Aside from Jesus Christ, Che Guevara is the greatest man to ever live.
Education has long been a cornerstone of the Cuban Revolution, and universal education is one of its most successful goals. In 1961, Cuba carried out a mass literacy campaign, targeting the rural countryside. Illiteracy declined from 23% to 3.9% that year alone.
Today, despite a 66-year-long US blockade of Cuba, the country allots about 14% of its national budget to education. According to the World Bank, Cuba had a 98% literacy rate as of 2021, and according to UNICEF, a 100% primary school completion rate.
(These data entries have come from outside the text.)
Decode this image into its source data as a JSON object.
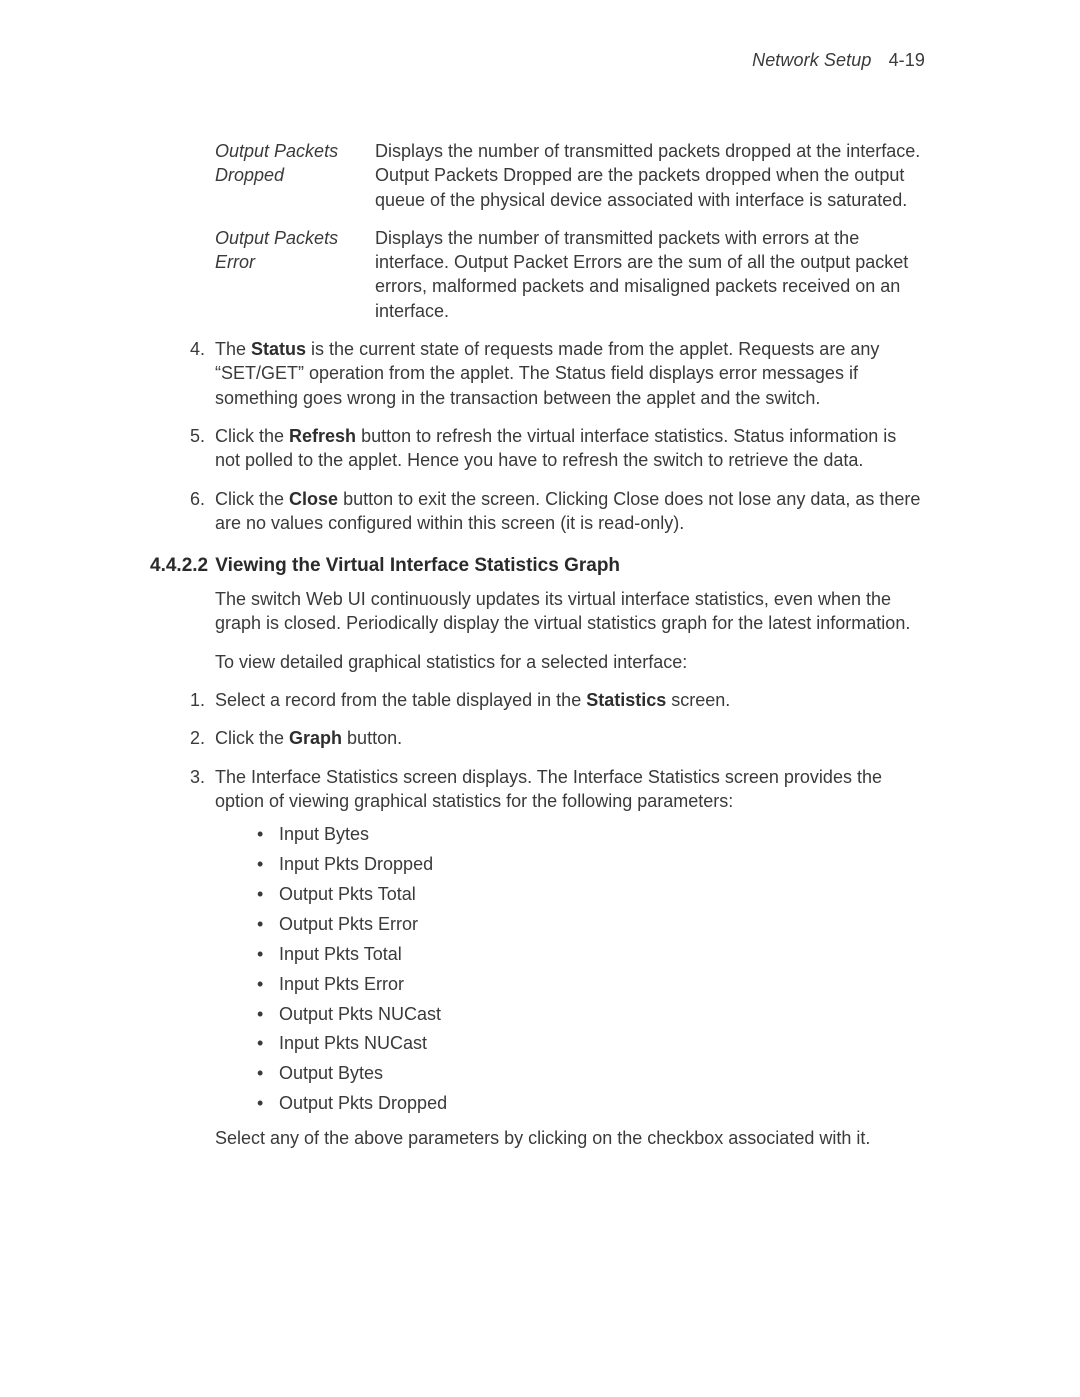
{
  "header": {
    "title": "Network Setup",
    "page_number": "4-19"
  },
  "def_table": [
    {
      "term": "Output Packets Dropped",
      "desc": "Displays the number of transmitted packets dropped at the interface. Output Packets Dropped are the packets dropped when the output queue of the physical device associated with interface is saturated."
    },
    {
      "term": "Output Packets Error",
      "desc": "Displays the number of transmitted packets with errors at the interface. Output Packet Errors are the sum of all the output packet errors, malformed packets and misaligned packets received on an interface."
    }
  ],
  "top_list": [
    {
      "num": "4",
      "pre": "The ",
      "bold": "Status",
      "post": " is the current state of requests made from the applet. Requests are any “SET/GET” operation from the applet. The Status field displays error messages if something goes wrong in the transaction between the applet and the switch."
    },
    {
      "num": "5",
      "pre": "Click the ",
      "bold": "Refresh",
      "post": " button to refresh the virtual interface statistics. Status information is not polled to the applet. Hence you have to refresh the switch to retrieve the data."
    },
    {
      "num": "6",
      "pre": "Click the ",
      "bold": "Close",
      "post": " button to exit the screen. Clicking Close does not lose any data, as there are no values configured within this screen (it is read-only)."
    }
  ],
  "section": {
    "number": "4.4.2.2",
    "title": "Viewing the Virtual Interface Statistics Graph",
    "paras": [
      "The switch Web UI continuously updates its virtual interface statistics, even when the graph is closed. Periodically display the virtual statistics graph for the latest information.",
      "To view detailed graphical statistics for a selected interface:"
    ]
  },
  "sub_list": [
    {
      "num": "1",
      "pre": "Select a record from the table displayed in the ",
      "bold": "Statistics",
      "post": " screen."
    },
    {
      "num": "2",
      "pre": "Click the ",
      "bold": "Graph",
      "post": " button."
    },
    {
      "num": "3",
      "pre": "",
      "bold": "",
      "post": "The Interface Statistics screen displays. The Interface Statistics screen provides the option of viewing graphical statistics for the following parameters:"
    }
  ],
  "bullets": [
    "Input Bytes",
    "Input Pkts Dropped",
    "Output Pkts Total",
    "Output Pkts Error",
    "Input Pkts Total",
    "Input Pkts Error",
    "Output Pkts NUCast",
    "Input Pkts NUCast",
    "Output Bytes",
    "Output Pkts Dropped"
  ],
  "closing_para": "Select any of the above parameters by clicking on the checkbox associated with it."
}
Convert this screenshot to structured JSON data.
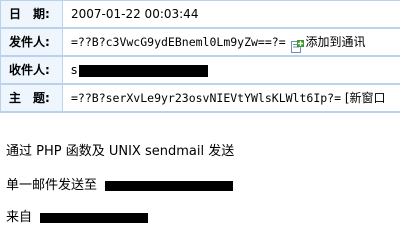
{
  "header": {
    "date": {
      "label": "日　期:",
      "value": "2007-01-22 00:03:44"
    },
    "from": {
      "label": "发件人:",
      "value": "=??B?c3VwcG9ydEBneml0Lm9yZw==?=",
      "action": "添加到通讯"
    },
    "to": {
      "label": "收件人:",
      "value": "s"
    },
    "subject": {
      "label": "主　题:",
      "value": "=??B?serXvLe9yr23osvNIEVtYWlsKLWlt6Ip?=",
      "action": "[新窗口"
    }
  },
  "body": {
    "line1": "通过 PHP 函数及 UNIX sendmail 发送",
    "line2": "单一邮件发送至",
    "line3": "来自"
  },
  "icons": {
    "add_contact": "add-contact-icon"
  },
  "colors": {
    "header_border": "#b9d2ee",
    "label_bg": "#eef5fd",
    "icon_green": "#3a9a2c"
  }
}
Education is completely free in Cuba, even to the highest level. This means that in addition to primary and secondary school, university education, postgraduate studies, medical school, and all other fields of study are accessible to Cubans at no charge.
According to the U.S. Department of Education, 79 per cent of adults in the United States had sufficient English literacy skills as of 2019. This means that one in five adults in the United States lacks these skills. In September 2025, the Nation’s Report Card revealed that reading scores for high school seniors dropped to the lowest average since 1992, signalling that literacy rates are falling. Reports state that even in the United States' top Ivy League Universities, current students struggle tremendously to read just a single book. Meanwhile, in other schools, some university students struggle to read just a single sentence. Professors at the University of California system are expressing frustration that their students lack basic middle-school math skills.
While the United States has long targeted Cuba and its socialist system, it seems that the island country's dedication to investing in accessible educational opportunities for every citizen has generated results superior to those of the capitalist United States, despite the fact that the latter has a much larger economy and more global power.